Ambos se sentaron en una mesa, como siempre la joven militar pedía una ensalada no era de comer carne… Mientras que su acompañante pidió café nada mas no tenia mucho apetito que digamos.-Dime, Heidern ¿Qué te sucede?-preguntaba el en tono serio y frio.

-Pues… Yagami es algo difícil de explicar-contestaba la peli azulada nerviosa.

-Si lloraste fue por alguna razón, Leona-le decía este bebiendo su café,- el tema es por ¿quien? o ¿porque?-

-Eh? Yo llorar por alguien, estas equivocado, Yagami, ¿espera me llamaste por mi nombre?-le decía la peli azulada seria.

-Acaso ese no es tu nombre, ¿no te llamas Leona Heidern?-dijo este sonriendo de lado.

-Si, pero…Tu nunca me llamaste así- respondía la de cabellos azulados sonrojada.

-Es normal ese es tu nombre o quieres que te diga ¿tigresa?-le dijo Iori en tono burlón.

-¡Cállate Iori Yagami!- dijo Leona levantando la voz.

-Bueno, entonces contéstame lo que te pregunte antes-dijo el pelirrojo en tono frio.
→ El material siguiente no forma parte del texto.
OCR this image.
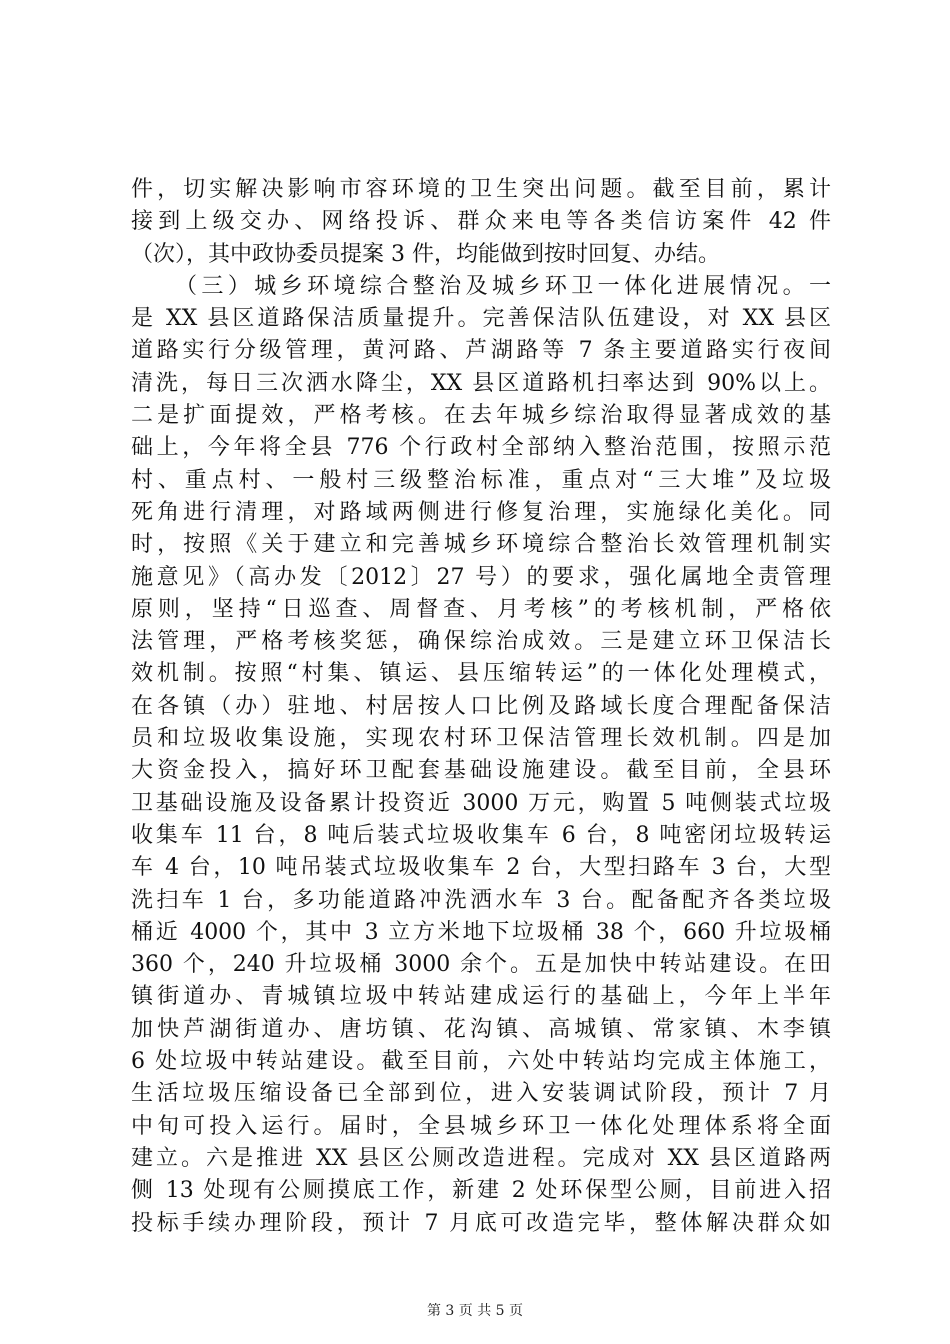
件，切实解决影响市容环境的卫生突出问题。截至目前，累计
接到上级交办、网络投诉、群众来电等各类信访案件 42 件
（次），其中政协委员提案 3 件，均能做到按时回复、办结。
（三）城乡环境综合整治及城乡环卫一体化进展情况。一
是 XX 县区道路保洁质量提升。完善保洁队伍建设，对 XX 县区
道路实行分级管理，黄河路、芦湖路等 7 条主要道路实行夜间
清洗，每日三次洒水降尘，XX 县区道路机扫率达到 90%以上。
二是扩面提效，严格考核。在去年城乡综治取得显著成效的基
础上，今年将全县 776 个行政村全部纳入整治范围，按照示范
村、重点村、一般村三级整治标准，重点对“三大堆”及垃圾
死角进行清理，对路域两侧进行修复治理，实施绿化美化。同
时，按照《关于建立和完善城乡环境综合整治长效管理机制实
施意见》（高办发〔2012〕27 号）的要求，强化属地全责管理
原则，坚持“日巡查、周督查、月考核”的考核机制，严格依
法管理，严格考核奖惩，确保综治成效。三是建立环卫保洁长
效机制。按照“村集、镇运、县压缩转运”的一体化处理模式，
在各镇（办）驻地、村居按人口比例及路域长度合理配备保洁
员和垃圾收集设施，实现农村环卫保洁管理长效机制。四是加
大资金投入，搞好环卫配套基础设施建设。截至目前，全县环
卫基础设施及设备累计投资近 3000 万元，购置 5 吨侧装式垃圾
收集车 11 台，8 吨后装式垃圾收集车 6 台，8 吨密闭垃圾转运
车 4 台，10 吨吊装式垃圾收集车 2 台，大型扫路车 3 台，大型
洗扫车 1 台，多功能道路冲洗洒水车 3 台。配备配齐各类垃圾
桶近 4000 个，其中 3 立方米地下垃圾桶 38 个，660 升垃圾桶
360 个，240 升垃圾桶 3000 余个。五是加快中转站建设。在田
镇街道办、青城镇垃圾中转站建成运行的基础上，今年上半年
加快芦湖街道办、唐坊镇、花沟镇、高城镇、常家镇、木李镇
6 处垃圾中转站建设。截至目前，六处中转站均完成主体施工，
生活垃圾压缩设备已全部到位，进入安装调试阶段，预计 7 月
中旬可投入运行。届时，全县城乡环卫一体化处理体系将全面
建立。六是推进 XX 县区公厕改造进程。完成对 XX 县区道路两
侧 13 处现有公厕摸底工作，新建 2 处环保型公厕，目前进入招
投标手续办理阶段，预计 7 月底可改造完毕，整体解决群众如
第 3 页 共 5 页
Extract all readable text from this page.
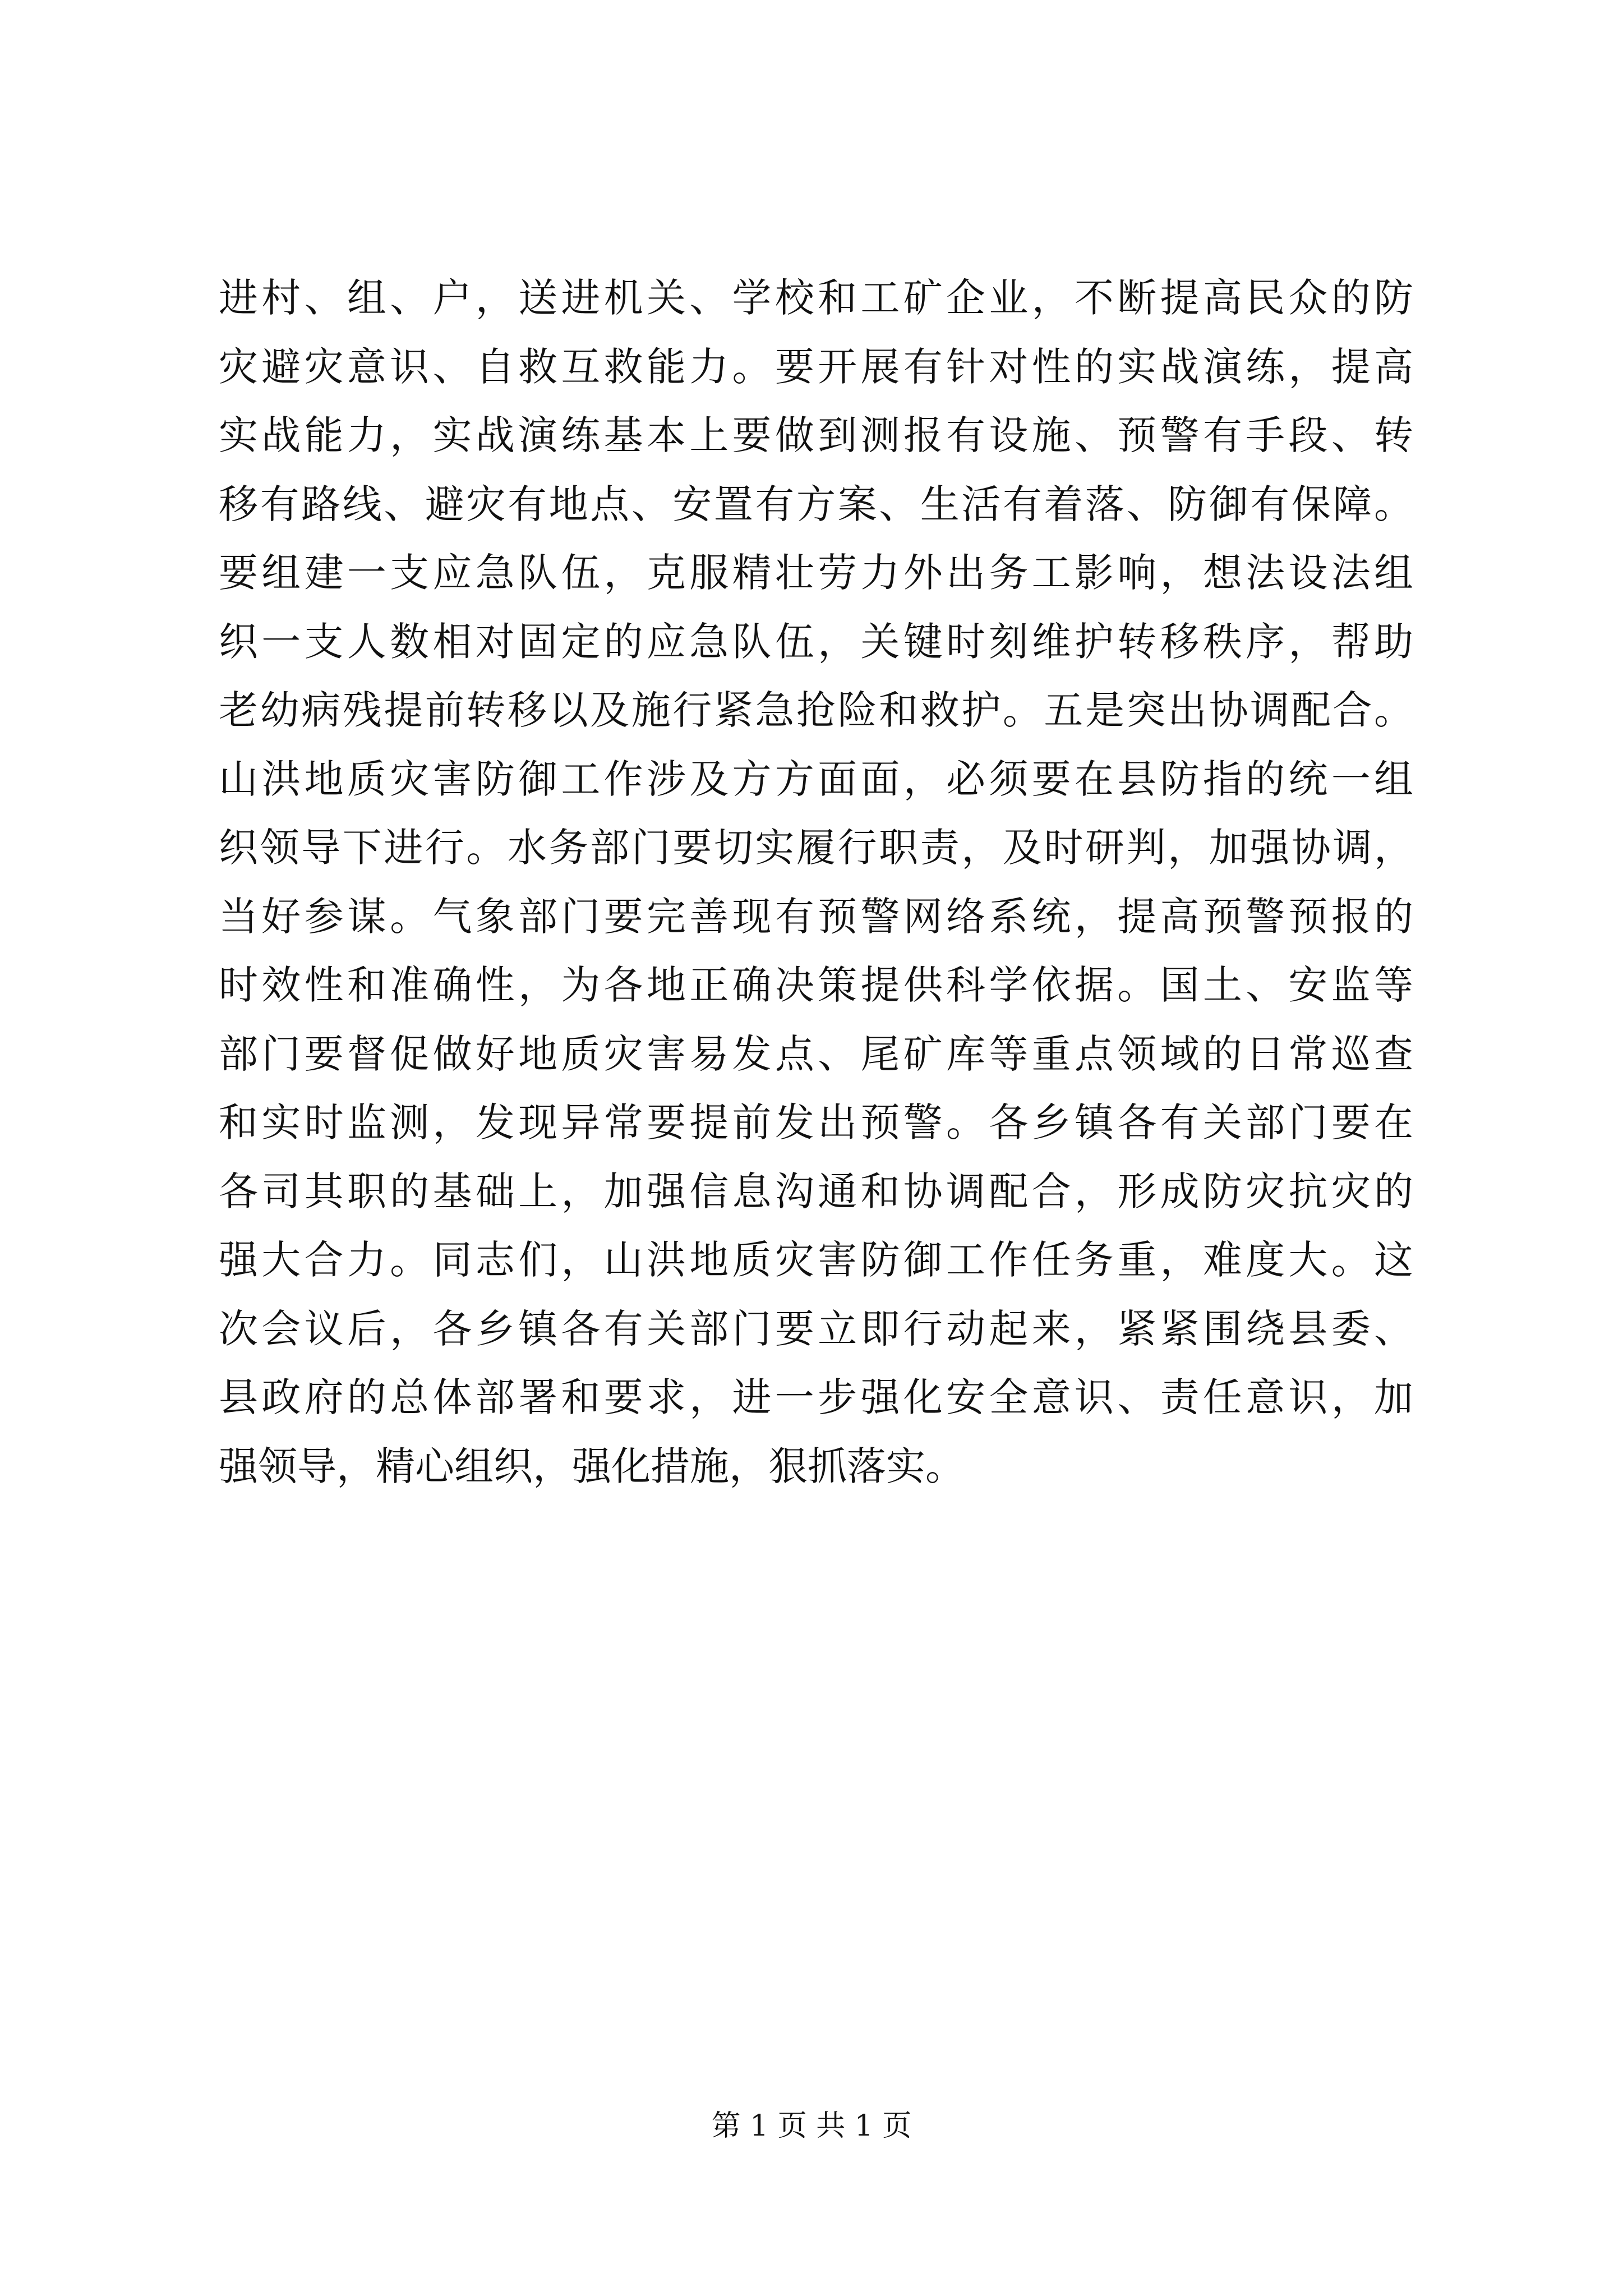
进村、组、户，送进机关、学校和工矿企业，不断提高民众的防
灾避灾意识、自救互救能力。要开展有针对性的实战演练，提高
实战能力，实战演练基本上要做到测报有设施、预警有手段、转
移有路线、避灾有地点、安置有方案、生活有着落、防御有保障。
要组建一支应急队伍，克服精壮劳力外出务工影响，想法设法组
织一支人数相对固定的应急队伍，关键时刻维护转移秩序，帮助
老幼病残提前转移以及施行紧急抢险和救护。五是突出协调配合。
山洪地质灾害防御工作涉及方方面面，必须要在县防指的统一组
织领导下进行。水务部门要切实履行职责，及时研判，加强协调，
当好参谋。气象部门要完善现有预警网络系统，提高预警预报的
时效性和准确性，为各地正确决策提供科学依据。国土、安监等
部门要督促做好地质灾害易发点、尾矿库等重点领域的日常巡查
和实时监测，发现异常要提前发出预警。各乡镇各有关部门要在
各司其职的基础上，加强信息沟通和协调配合，形成防灾抗灾的
强大合力。同志们，山洪地质灾害防御工作任务重，难度大。这
次会议后，各乡镇各有关部门要立即行动起来，紧紧围绕县委、
县政府的总体部署和要求，进一步强化安全意识、责任意识，加
强领导，精心组织，强化措施，狠抓落实。
第 1 页 共 1 页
-Debo admitir que es verdad, si llore por alguien… ¡Pero eso que te importa Yagami!-reacciona Leona levantándose de la mesa y dejando el dinero arriba, ella salía del bar, de noche la brisa se hacia mas fresca. La militar tenia que volver a la plaza para agarrar su motocicleta estaba estacionada por ese lugar, mientras tanto Iori se levanta de la mesa y deja el dinero cosa que luego llega el mesero y lo agarraba.

-Aun no entiendo porque la sigo, esto es extraño para mi, demasiado…-pensaba el de cabellos rojizos confundido.

*Flash Black*

Iori Yagami estaba caminando por las calles de South Town, justo en una noche en la que vio a esa joven mujer de cabellos azulados, sentada pero esta vez acompañada de un hombre un poco musculoso y un poco más grande que ella. Iori se pasaba mirando a esa pareja ya que últimamente de tantos conflictos que él tuvo con la ahijada del comandante, se termino enamorando de ella, su actitud, su personalidad eso a este la atraía, a pesar que Leona se muestra ruda y fuerte, debe admitir que detrás de esa frialdad se esconde una mujer completamente diferente.

-Ella es hermosa, no lo puedo negar-susurraba Iori caminando y a la vez mirándolos. – Leona Heidern… Algún día nos veremos de nuevo, no por los torneos simplemente, también por la ciudad-susurraba este sonriendo de lado.

*fin del Flash Black*

Mientras tanto Leona seguía caminando por las oscuras calles de South Town, unos hombres que salieron por los callejones comenzaron a perseguirla, en ese momento la chica miraba de reojo y comienza a correr, hasta que los siete hombres la rodearon por completo…

-Oye!, que hermosa eres…-decía uno de esos hombres.

-Una hermosa gatita encontramos que suerte- decía otro, uno se acercaba un palo de hierro que le golpea en la espalda a la militar y otro con una navaja que estaba apunto de lastimarla a ella hasta que una ráfaga de fuego purpura ataca a esos dos hombres.

-¿Necesitas ayuda, Heidern?-pregunto Iori en tono burlón

-Y si te digo que si-contestaba ella con sarcasmo.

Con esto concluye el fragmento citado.